Kansas student journalist sues university, for ‘flagrantly violating’ his rights
After a months-long dispute, a student journalist is suing Haskell Indian Nations University in Lawrence, saying his First Amendment rights were violated when the school held back funding for the student newspaper.
On Tuesday Jared Nally, represented by the Foundation for Individual Rights in Education, known as FIRE, filed a federal lawsuit in Kansas claiming the university is “withholding more than $10,000 from the newspaper’s anticipated funds, without any notice or explanation.”
The suit was filed even though Haskell President Ronald Graham admitted in January that he was wrong in stopping Nally, editor of the Indian Leader, from interviewing and writing about school officials. Nally says he is still being retaliated against by the university.
The lawsuit claims the Indian Leader, the oldest Native American student newspaper in the country, submitted a required request for renewal in September but the university “has failed to even recognize the group” and has imposed financial and administrative hurdles to impede the paper’s operation.

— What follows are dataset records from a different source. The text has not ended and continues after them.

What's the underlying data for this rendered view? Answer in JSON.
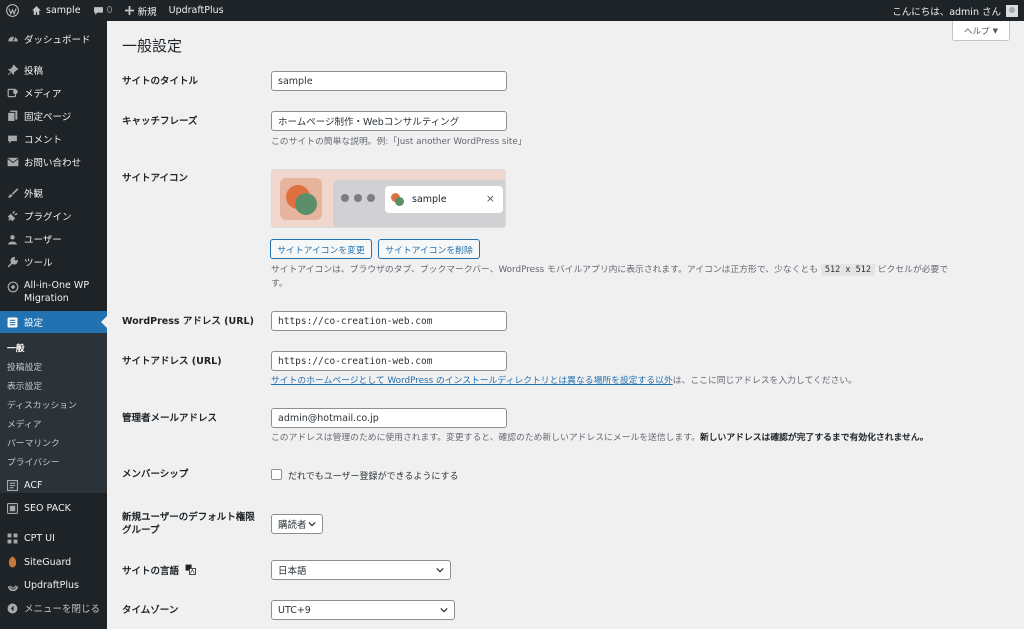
{
  "adminbar": {
    "site_name": "sample",
    "comments_count": "0",
    "new_label": "新規",
    "plugin_label": "UpdraftPlus",
    "greeting": "こんにちは、admin さん"
  },
  "sidebar": {
    "items": [
      {
        "label": "ダッシュボード",
        "icon": "dashboard-icon"
      },
      {
        "label": "投稿",
        "icon": "pin-icon"
      },
      {
        "label": "メディア",
        "icon": "media-icon"
      },
      {
        "label": "固定ページ",
        "icon": "page-icon"
      },
      {
        "label": "コメント",
        "icon": "comment-icon"
      },
      {
        "label": "お問い合わせ",
        "icon": "mail-icon"
      },
      {
        "label": "外観",
        "icon": "brush-icon"
      },
      {
        "label": "プラグイン",
        "icon": "plugin-icon"
      },
      {
        "label": "ユーザー",
        "icon": "user-icon"
      },
      {
        "label": "ツール",
        "icon": "wrench-icon"
      },
      {
        "label": "All-in-One WP Migration",
        "icon": "migration-icon"
      },
      {
        "label": "設定",
        "icon": "settings-icon"
      },
      {
        "label": "ACF",
        "icon": "acf-icon"
      },
      {
        "label": "SEO PACK",
        "icon": "seo-pack-icon"
      },
      {
        "label": "CPT UI",
        "icon": "cpt-ui-icon"
      },
      {
        "label": "SiteGuard",
        "icon": "siteguard-icon"
      },
      {
        "label": "UpdraftPlus",
        "icon": "updraftplus-icon"
      },
      {
        "label": "メニューを閉じる",
        "icon": "collapse-icon"
      }
    ],
    "submenu": [
      "一般",
      "投稿設定",
      "表示設定",
      "ディスカッション",
      "メディア",
      "パーマリンク",
      "プライバシー"
    ]
  },
  "main": {
    "title": "一般設定",
    "help_label": "ヘルプ",
    "site_title_label": "サイトのタイトル",
    "site_title_value": "sample",
    "tagline_label": "キャッチフレーズ",
    "tagline_value": "ホームページ制作・Webコンサルティング",
    "tagline_desc": "このサイトの簡単な説明。例:「Just another WordPress site」",
    "site_icon_label": "サイトアイコン",
    "preview_site_name": "sample",
    "change_icon_button": "サイトアイコンを変更",
    "remove_icon_button": "サイトアイコンを削除",
    "site_icon_desc_1": "サイトアイコンは、ブラウザのタブ、ブックマークバー、WordPress モバイルアプリ内に表示されます。アイコンは正方形で、少なくとも",
    "site_icon_size": "512 x 512",
    "site_icon_desc_2": "ピクセルが必要で",
    "site_icon_desc_3": "す。",
    "wp_address_label": "WordPress アドレス (URL)",
    "wp_address_value": "https://co-creation-web.com",
    "site_address_label": "サイトアドレス (URL)",
    "site_address_value": "https://co-creation-web.com",
    "site_address_link": "サイトのホームページとして WordPress のインストールディレクトリとは異なる場所を設定する以外",
    "site_address_desc": "は、ここに同じアドレスを入力してください。",
    "admin_email_label": "管理者メールアドレス",
    "admin_email_value": "admin@hotmail.co.jp",
    "admin_email_desc": "このアドレスは管理のために使用されます。変更すると、確認のため新しいアドレスにメールを送信します。",
    "admin_email_desc_bold": "新しいアドレスは確認が完了するまで有効化されません。",
    "membership_label": "メンバーシップ",
    "membership_checkbox_label": "だれでもユーザー登録ができるようにする",
    "default_role_label": "新規ユーザーのデフォルト権限グループ",
    "default_role_value": "購読者",
    "language_label": "サイトの言語",
    "language_value": "日本語",
    "timezone_label": "タイムゾーン",
    "timezone_value": "UTC+9"
  },
  "colors": {
    "adminbar_bg": "#1d2327",
    "sidebar_bg": "#1d2327",
    "current_menu_bg": "#2271b1",
    "link": "#2271b1",
    "content_bg": "#f0f0f1"
  }
}
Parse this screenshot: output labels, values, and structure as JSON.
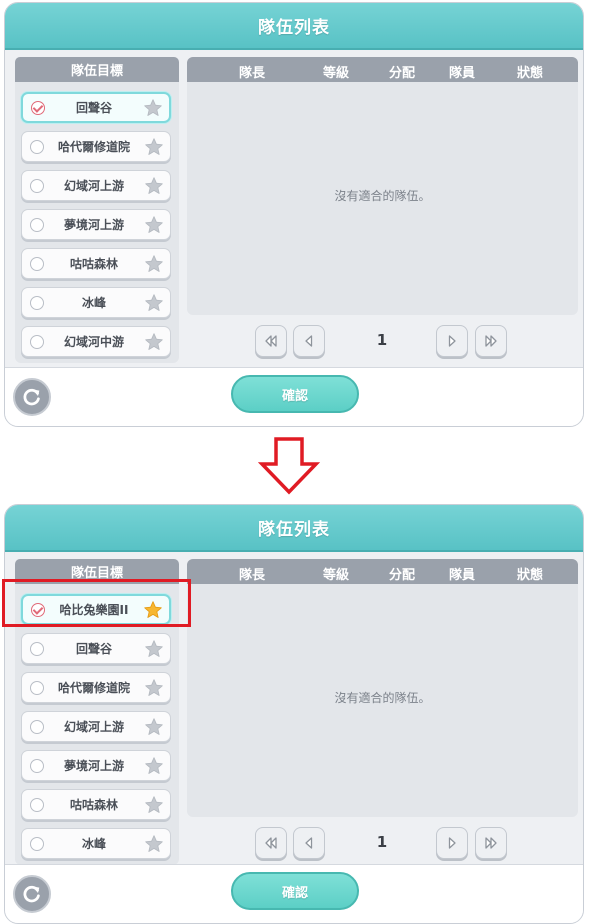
{
  "title": "隊伍列表",
  "left_header": "隊伍目標",
  "columns": [
    "隊長",
    "等級",
    "分配",
    "隊員",
    "狀態"
  ],
  "empty_message": "沒有適合的隊伍。",
  "page_number": "1",
  "confirm_label": "確認",
  "colors": {
    "accent": "#5ec7c9",
    "header_gray": "#9aa1ab",
    "star_active": "#f7b731",
    "highlight": "#e01b24"
  },
  "icons": [
    "check-icon",
    "star-icon",
    "first-page-icon",
    "prev-page-icon",
    "next-page-icon",
    "last-page-icon",
    "refresh-icon",
    "down-arrow-icon"
  ],
  "top_panel": {
    "targets": [
      {
        "label": "回聲谷",
        "selected": true,
        "starred": false
      },
      {
        "label": "哈代爾修道院",
        "selected": false,
        "starred": false
      },
      {
        "label": "幻域河上游",
        "selected": false,
        "starred": false
      },
      {
        "label": "夢境河上游",
        "selected": false,
        "starred": false
      },
      {
        "label": "咕咕森林",
        "selected": false,
        "starred": false
      },
      {
        "label": "冰峰",
        "selected": false,
        "starred": false
      },
      {
        "label": "幻域河中游",
        "selected": false,
        "starred": false
      }
    ]
  },
  "bottom_panel": {
    "targets": [
      {
        "label": "哈比兔樂園II",
        "selected": true,
        "starred": true
      },
      {
        "label": "回聲谷",
        "selected": false,
        "starred": false
      },
      {
        "label": "哈代爾修道院",
        "selected": false,
        "starred": false
      },
      {
        "label": "幻域河上游",
        "selected": false,
        "starred": false
      },
      {
        "label": "夢境河上游",
        "selected": false,
        "starred": false
      },
      {
        "label": "咕咕森林",
        "selected": false,
        "starred": false
      },
      {
        "label": "冰峰",
        "selected": false,
        "starred": false
      }
    ]
  }
}
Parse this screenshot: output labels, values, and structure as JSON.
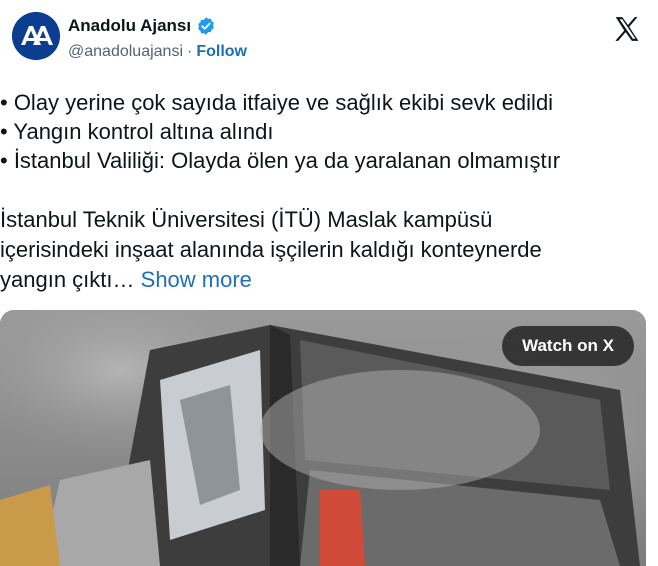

Newspaper funding comes from fees paid by every student to support activities — $35 during fall and spring semesters and $25 during the summer. Haskell has an enrollment of about 1,000 students representing 140 federally recognized tribes from across the United States.
“Joining our student newspaper gave me a voice, and unfortunately it’s going to take a lawsuit for the university to listen to it,” Nally said in a statement.
The university did not respond to The Star’s request for a comment.
The lawsuit names Graham, the U.S. Bureau of Indian Education and its director, Tony Dearman. Haskell is one of only two institutions of higher education operated and funded by the agency. Graham became university president in May.
The suit says that Nally and the paper seek to “hold Haskell’s leadership accountable for flagrantly violating clearly established First Amendment rights.” It argues that the university “cannot punish the protected expression of student journalists like Nally — or any student — simply because officials find their expression, reporting, or commentary to lack ‘appropriate respect.’”
In October, Graham threatened Nally with disciplinary action and ordered him to stop normal reporting duties after school officials complained he was recording them without their permission, which is lawful in Kansas, and then writing about what they told him.
Graham’s directive to Nally said that being a student journalist for the Leader “does not absolve you from your responsibilities as a Haskell student — and as a representative of our community.” Graham said Nally’s reporting did not show school officials “appropriate respect.”
Nally had been working on several stories about the census, student fees and the death of a food service worker at Haskell.
Nally complained to the Bureau of Indian Education that the president’s directive forbade him from doing normal journalistic work. And he started working with FIRE, in collaboration with the Student Press Law Center and the Native American Journalists Association, to restore his rights as as student journalist.
FIRE challenged the president’s directive in October, and three months later Graham rescinded it, saying in a letter to the foundation, “I commit that Haskell will not interfere in the affairs of the Indian Leader or impede the free expression rights of individual students at Haskell.”
FIRE called the move a victory but said it never should have taken the university so long to back down. And in a second letter, FIRE told the university it needed to change language in its student code of ethics, which “only permits speech that is consistent with Haskell’s ‘Circle’ values,” which are communication, integrity, respect, collaboration, leadership and excellence.
“Those are laudable goals, but they can not supersede the First Amendment,” said Darpana Sheth, vice president of litigation at FIRE.
She said the university did review its student code but did not change the language FIRE objected to. “We gave them two bites at the apple to fix this,” Sheth said. “Now they will answer in court.”
“Haskell is making it very clear that they put institutional reputation above student rights,” said Katlyn Patton, another lawyer with FIRE. “We’re not only defending Jared’s constitutional rights, but the rights of all Haskell students, and student reporters across the country. In doing so, we’re showing public institutions that the First Amendment is non-negotiable.”